Au-delà de ces généralités, il y a le fait patent que depuis 1967 Israël a envahi des pays ou des territoires divers, et à chaque fois a été amené, au bout d'un temps plus ou moins long, à s'en retirer, exception faite bien sûr des parties de la Palestine qui ont été effectivement annexées et vidées de la majorité de ses habitants. C'est même le cas de certains territoires occupés avant 1967. Et maintenant, une fois cela considéré, si j'en venais à la question qui a motivé la création de cette page ?


L'Histoire est un lieu fécond pour nous apprendre ce qui peut en être de notre présent et conséquemment, du devenir de certaines situations en cours de développement. L'exemple qui me servira en premier est l'histoire déjà longue des Hébreux, devenus depuis Juifs, et précisément, dans cette histoire, ce fait intéressant: selon leur propre compilation pour les deux premières fois, puis selon leur propre récit et celui d'autres peuples, les Hébreux qui, suite à la troisième fois, devinrent «les Juifs» puis, quand la religion des Hébreux fut désignée “judaïsme”, «les juifs», durent s'exiler en masse du territoire que l'on nomma longtemps «la Palestine». Après chacun de ces exils forcés, ils finirent par y revenir, le dernier retour s'étant fait tout au long du XX° siècle, avec une crête dans les décennies 1940 à 1960. Quelle est la particularité de ces Hébreux ou Juifs ? De ce que j'en comprends, leur principale particularité et de n'en avoir pas, ou pour dire mieux, de se comporter comme n'importe quel autre peuple dans des situations similaires: humbles quand dominés, arrogants quand dominants. On se rappelera la fameuse sentence de Charles de Gaulle, «un peuple d’élite, sûr de lui-même et dominateur»: elle peut s'appliquer à presque tous les peuples ayant une population assez nombreuse et une idée de leur «destinée» qui implique une emprise sur les voisins – par exemple, le peuple de France. Cette emprise peut être d'ordre divers, notamment territoriale (se souvenir qu'en 1945 “la France” couvrait un territoire d'environ 9 millions de km², ce qui signifie qu'à l'époque “la France” réduite ici à sa métropole avait le désir et les moyens d'étendre son emprise sur le monde de manière territoriale).
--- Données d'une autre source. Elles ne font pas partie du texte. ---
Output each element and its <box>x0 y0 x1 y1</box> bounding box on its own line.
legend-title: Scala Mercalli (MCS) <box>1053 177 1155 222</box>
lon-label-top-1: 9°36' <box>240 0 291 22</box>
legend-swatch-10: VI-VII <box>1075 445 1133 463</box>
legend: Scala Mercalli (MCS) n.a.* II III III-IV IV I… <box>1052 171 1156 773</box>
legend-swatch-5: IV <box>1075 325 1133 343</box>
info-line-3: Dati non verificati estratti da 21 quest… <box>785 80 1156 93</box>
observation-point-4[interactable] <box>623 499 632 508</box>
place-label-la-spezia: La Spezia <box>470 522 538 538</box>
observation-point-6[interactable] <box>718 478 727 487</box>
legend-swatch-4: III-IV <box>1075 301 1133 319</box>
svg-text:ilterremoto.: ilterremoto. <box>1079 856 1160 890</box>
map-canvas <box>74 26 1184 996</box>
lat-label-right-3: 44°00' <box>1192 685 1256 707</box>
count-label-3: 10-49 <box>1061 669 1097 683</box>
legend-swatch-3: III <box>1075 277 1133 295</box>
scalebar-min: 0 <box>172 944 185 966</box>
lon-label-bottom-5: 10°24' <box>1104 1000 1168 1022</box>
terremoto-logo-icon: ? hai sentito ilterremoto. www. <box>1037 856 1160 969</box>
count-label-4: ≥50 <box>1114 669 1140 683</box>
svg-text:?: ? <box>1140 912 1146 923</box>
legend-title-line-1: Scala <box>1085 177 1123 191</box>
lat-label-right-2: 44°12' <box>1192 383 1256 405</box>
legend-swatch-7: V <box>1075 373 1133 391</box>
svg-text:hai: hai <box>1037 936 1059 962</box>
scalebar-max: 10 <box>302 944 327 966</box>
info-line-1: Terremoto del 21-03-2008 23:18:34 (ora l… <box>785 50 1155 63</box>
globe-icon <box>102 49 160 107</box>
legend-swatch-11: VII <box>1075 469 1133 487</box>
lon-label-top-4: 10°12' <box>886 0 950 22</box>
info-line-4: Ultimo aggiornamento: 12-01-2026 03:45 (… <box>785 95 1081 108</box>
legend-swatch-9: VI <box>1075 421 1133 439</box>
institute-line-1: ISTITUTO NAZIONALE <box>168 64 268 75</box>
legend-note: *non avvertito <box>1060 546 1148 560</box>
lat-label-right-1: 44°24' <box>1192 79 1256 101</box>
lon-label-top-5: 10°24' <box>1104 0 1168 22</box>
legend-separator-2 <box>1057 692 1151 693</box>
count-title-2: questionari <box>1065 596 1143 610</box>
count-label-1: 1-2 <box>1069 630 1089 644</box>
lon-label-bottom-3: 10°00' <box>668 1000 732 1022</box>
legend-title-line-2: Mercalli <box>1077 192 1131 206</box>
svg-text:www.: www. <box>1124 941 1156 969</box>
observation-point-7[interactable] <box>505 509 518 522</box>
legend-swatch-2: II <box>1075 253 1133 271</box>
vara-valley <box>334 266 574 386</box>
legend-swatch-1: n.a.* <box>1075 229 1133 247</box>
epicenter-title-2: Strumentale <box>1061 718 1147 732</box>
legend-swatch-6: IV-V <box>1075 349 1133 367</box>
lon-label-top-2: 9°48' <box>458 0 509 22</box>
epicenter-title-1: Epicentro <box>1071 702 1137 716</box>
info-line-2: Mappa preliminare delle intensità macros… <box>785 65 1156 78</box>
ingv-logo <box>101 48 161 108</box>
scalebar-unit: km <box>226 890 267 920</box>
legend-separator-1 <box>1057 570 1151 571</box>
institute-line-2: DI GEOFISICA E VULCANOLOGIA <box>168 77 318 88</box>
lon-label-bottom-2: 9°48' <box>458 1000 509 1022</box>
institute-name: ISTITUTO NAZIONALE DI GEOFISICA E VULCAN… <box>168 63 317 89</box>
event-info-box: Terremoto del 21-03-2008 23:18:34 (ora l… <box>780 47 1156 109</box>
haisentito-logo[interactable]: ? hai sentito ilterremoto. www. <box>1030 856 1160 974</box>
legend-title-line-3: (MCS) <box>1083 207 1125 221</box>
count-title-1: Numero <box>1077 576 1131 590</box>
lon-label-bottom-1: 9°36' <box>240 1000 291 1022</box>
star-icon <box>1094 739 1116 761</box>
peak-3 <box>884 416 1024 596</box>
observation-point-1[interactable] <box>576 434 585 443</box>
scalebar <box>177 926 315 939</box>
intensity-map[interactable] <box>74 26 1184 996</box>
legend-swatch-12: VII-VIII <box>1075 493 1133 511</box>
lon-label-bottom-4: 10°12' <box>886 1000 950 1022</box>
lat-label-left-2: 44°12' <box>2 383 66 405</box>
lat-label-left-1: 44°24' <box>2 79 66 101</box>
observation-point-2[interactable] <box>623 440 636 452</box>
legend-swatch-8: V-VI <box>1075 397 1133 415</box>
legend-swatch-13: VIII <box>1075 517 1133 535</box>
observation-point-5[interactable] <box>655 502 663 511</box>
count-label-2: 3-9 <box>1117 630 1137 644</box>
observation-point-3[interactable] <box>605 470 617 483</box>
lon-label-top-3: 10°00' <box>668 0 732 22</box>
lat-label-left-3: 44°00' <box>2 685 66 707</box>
[1] Ceci n'exclut bien sûr pas que l'intégrité du territoire d'Israël soit menacée, en fait elle l'est en permanence, mais par des groupes identifiables situés près de sa frontière, et non par les civils des principales villes du Liban, par les infrastructures de ces villes ou par l'armée régulière du pays, qui furent les principales cibles de ces attaques.
[2] Comme les choses se font: peu après que j'écrivis cela (le 12/08/2006 vers 7h50), j'entendis sur ma radio que «le conseil de sécurité a voté à l'unanimité une “résolution” qui demande l'arrêt des combats», (“à l'unanimité” souligné, car la journaliste qui émettait cela le disait sur un ton emphatique, genre, «Attention ! Ce n'est pas rien ! Ils étaient tous d'accord !»). Mais, comme dit, cette résolution (que vous pouvez consulter ici) ne sera pas contraignante ou pas applicable. Hormis le fait que les premiers attendus sont une reconstruction de la réalité et un «deux poids deux mesures» habituel dans ce contexte, le Conseil de sécurité (CS) se contente de «Lance[r] un appel en faveur d’une cessation totale des hostilités fondée», à comparer à la résolution 1696 concernant les activités de l'Iran dans le nucléaire, dont voici les deux premiers points:

«(Le CS)
1. Demande à l’Iran de prendre sans plus tarder les mesures requises par le Conseil des gouverneurs de l’AIEA dans sa résolution GOV/2006/14, qui sont essentielles pour instaurer la confiance dans les fins exclusivement pacifiques de son programme nucléaire et régler les questions en suspens;
2. Exige, dans ce contexte, que l’Iran suspende, sous vérification de l’AIEA, toutes ses activités liées à l’enrichissement et au retraitement, y compris la recherche-développement;
On le voit, le ton est plus ferme et la résolution plus contraignante. Ce qui n'induit pas que cette résolution aura plus de succès, mais c'est une autre question: celle de l'inapplication des trois quarts des résolutions de l'ONU.